Successful inhibition of excitotoxic neuronal damage and microglial activation after delayed application of interleukin‐1 receptor antagonist

Abstract

Interleukin (IL)-1 is an important mediator of neuronal demise and glial activation after acute central nervous system lesions and is antagonized by IL-1 receptor antagonist (IL-1RA). Here we determined the time window in which IL-1RA elicits neuroprotective effects in rat organotypic hippocampal slice cultures (OHSC). OHSC were lesioned with N-methyl-D-aspartate (NMDA) and treated with IL-1RA (100 ng/ml) at different time points postinjury or were left untreated.
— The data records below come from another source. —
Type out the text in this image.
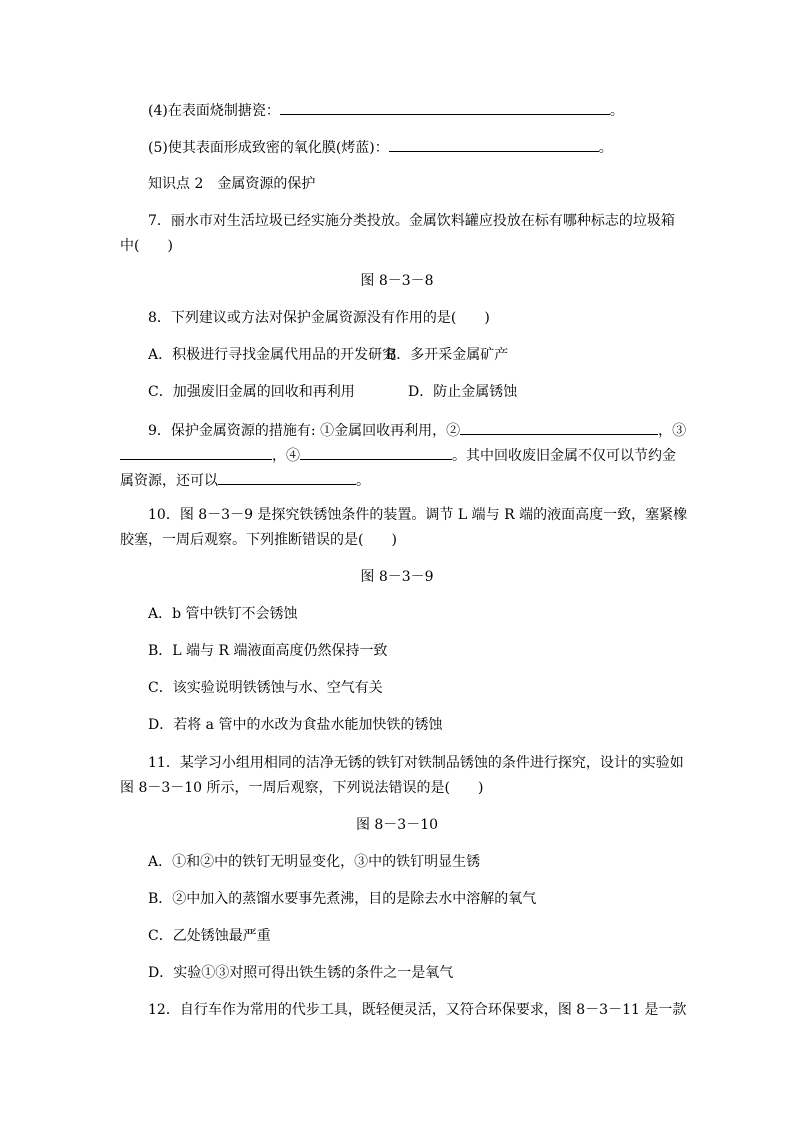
(4)在表面烧制搪瓷：	。
(5)使其表面形成致密的氧化膜(烤蓝)：	。
知识点 2　金属资源的保护
7．丽水市对生活垃圾已经实施分类投放。金属饮料罐应投放在标有哪种标志的垃圾箱
中(　　)
图 8－3－8
8．下列建议或方法对保护金属资源没有作用的是(　　)
A．积极进行寻找金属代用品的开发研究
B．多开采金属矿产
C．加强废旧金属的回收和再利用	D．防止金属锈蚀
9．保护金属资源的措施有: ①金属回收再利用，②	，③
，④	。其中回收废旧金属不仅可以节约金
属资源，还可以	。
10．图 8－3－9 是探究铁锈蚀条件的装置。调节 L 端与 R 端的液面高度一致，塞紧橡
胶塞，一周后观察。下列推断错误的是(　　)
图 8－3－9
A．b 管中铁钉不会锈蚀
B．L 端与 R 端液面高度仍然保持一致
C．该实验说明铁锈蚀与水、空气有关
D．若将 a 管中的水改为食盐水能加快铁的锈蚀
11．某学习小组用相同的洁净无锈的铁钉对铁制品锈蚀的条件进行探究，设计的实验如
图 8－3－10 所示，一周后观察，下列说法错误的是(　　)
图 8－3－10
A．①和②中的铁钉无明显变化，③中的铁钉明显生锈
B．②中加入的蒸馏水要事先煮沸，目的是除去水中溶解的氧气
C．乙处锈蚀最严重
D．实验①③对照可得出铁生锈的条件之一是氧气
12．自行车作为常用的代步工具，既轻便灵活，又符合环保要求，图 8－3－11 是一款
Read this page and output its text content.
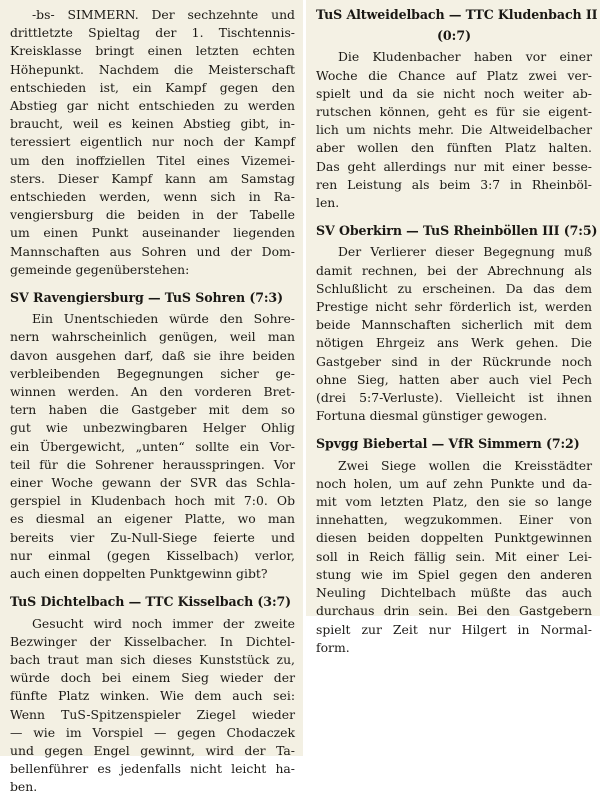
-bs- SIMMERN. Der sechzehnte und
drittletzte Spieltag der 1. Tischtennis-
Kreisklasse bringt einen letzten echten
Höhepunkt. Nachdem die Meisterschaft
entschieden ist, ein Kampf gegen den
Abstieg gar nicht entschieden zu werden
braucht, weil es keinen Abstieg gibt, in-
teressiert eigentlich nur noch der Kampf
um den inoffziellen Titel eines Vizemei-
sters. Dieser Kampf kann am Samstag
entschieden werden, wenn sich in Ra-
vengiersburg die beiden in der Tabelle
um einen Punkt auseinander liegenden
Mannschaften aus Sohren und der Dom-
gemeinde gegenüberstehen:
SV Ravengiersburg — TuS Sohren (7:3)
Ein Unentschieden würde den Sohre-
nern wahrscheinlich genügen, weil man
davon ausgehen darf, daß sie ihre beiden
verbleibenden Begegnungen sicher ge-
winnen werden. An den vorderen Bret-
tern haben die Gastgeber mit dem so
gut wie unbezwingbaren Helger Ohlig
ein Übergewicht, „unten“ sollte ein Vor-
teil für die Sohrener herausspringen. Vor
einer Woche gewann der SVR das Schla-
gerspiel in Kludenbach hoch mit 7:0. Ob
es diesmal an eigener Platte, wo man
bereits vier Zu-Null-Siege feierte und
nur einmal (gegen Kisselbach) verlor,
auch einen doppelten Punktgewinn gibt?
TuS Dichtelbach — TTC Kisselbach (3:7)
Gesucht wird noch immer der zweite
Bezwinger der Kisselbacher. In Dichtel-
bach traut man sich dieses Kunststück zu,
würde doch bei einem Sieg wieder der
fünfte Platz winken. Wie dem auch sei:
Wenn TuS-Spitzenspieler Ziegel wieder
— wie im Vorspiel — gegen Chodaczek
und gegen Engel gewinnt, wird der Ta-
bellenführer es jedenfalls nicht leicht ha-
ben.
TuS Altweidelbach — TTC Kludenbach II
(0:7)
Die Kludenbacher haben vor einer
Woche die Chance auf Platz zwei ver-
spielt und da sie nicht noch weiter ab-
rutschen können, geht es für sie eigent-
lich um nichts mehr. Die Altweidelbacher
aber wollen den fünften Platz halten.
Das geht allerdings nur mit einer besse-
ren Leistung als beim 3:7 in Rheinböl-
len.
SV Oberkirn — TuS Rheinböllen III (7:5)
Der Verlierer dieser Begegnung muß
damit rechnen, bei der Abrechnung als
Schlußlicht zu erscheinen. Da das dem
Prestige nicht sehr förderlich ist, werden
beide Mannschaften sicherlich mit dem
nötigen Ehrgeiz ans Werk gehen. Die
Gastgeber sind in der Rückrunde noch
ohne Sieg, hatten aber auch viel Pech
(drei 5:7-Verluste). Vielleicht ist ihnen
Fortuna diesmal günstiger gewogen.
Spvgg Biebertal — VfR Simmern (7:2)
Zwei Siege wollen die Kreisstädter
noch holen, um auf zehn Punkte und da-
mit vom letzten Platz, den sie so lange
innehatten, wegzukommen. Einer von
diesen beiden doppelten Punktgewinnen
soll in Reich fällig sein. Mit einer Lei-
stung wie im Spiel gegen den anderen
Neuling Dichtelbach müßte das auch
durchaus drin sein. Bei den Gastgebern
spielt zur Zeit nur Hilgert in Normal-
form.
Damaged neurons, microglial cells, and astrocytes were labelled with NeuN, propidium iodide, isolectin B(4), or glial fibrillary acidic protein (GFAP), respectively, and were analyzed by confocal laser scanning microscopy. In lesioned OHSC, the most dramatic increase in microglial cell number occurred between 8 and 16 hr postinjury, and the maximal neuronal demise was found between 16 and 24 hr postinjury. The cellular source of IL-1beta was investigated by immunohistochemistry, and IL-1beta immunoreactivity was found in few microglial cells at 4 hr postinjury and in numerous microglial cells and astrocytes at 16 hr postinjury. In both glial populations, IL-1beta immunoreactivity peaked at 24 hr postinjury. IL-1RA treatment potently suppressed neuronal damage by 55% when initiated within the first 16 hr postinjury (P < 0.05), and IL-1RA treatment initiated at 24 hr postinjury resulted in weaker but still significant neuroprotection. IL-1RA treatment also reduced the number of microglial cells significantly when initiated within 36 hr postinjury (P < 0.05). In conclusion, IL-1RA exhibits significant neuroprotective effects in this in vitro model of excitotoxic injury even after delayed application.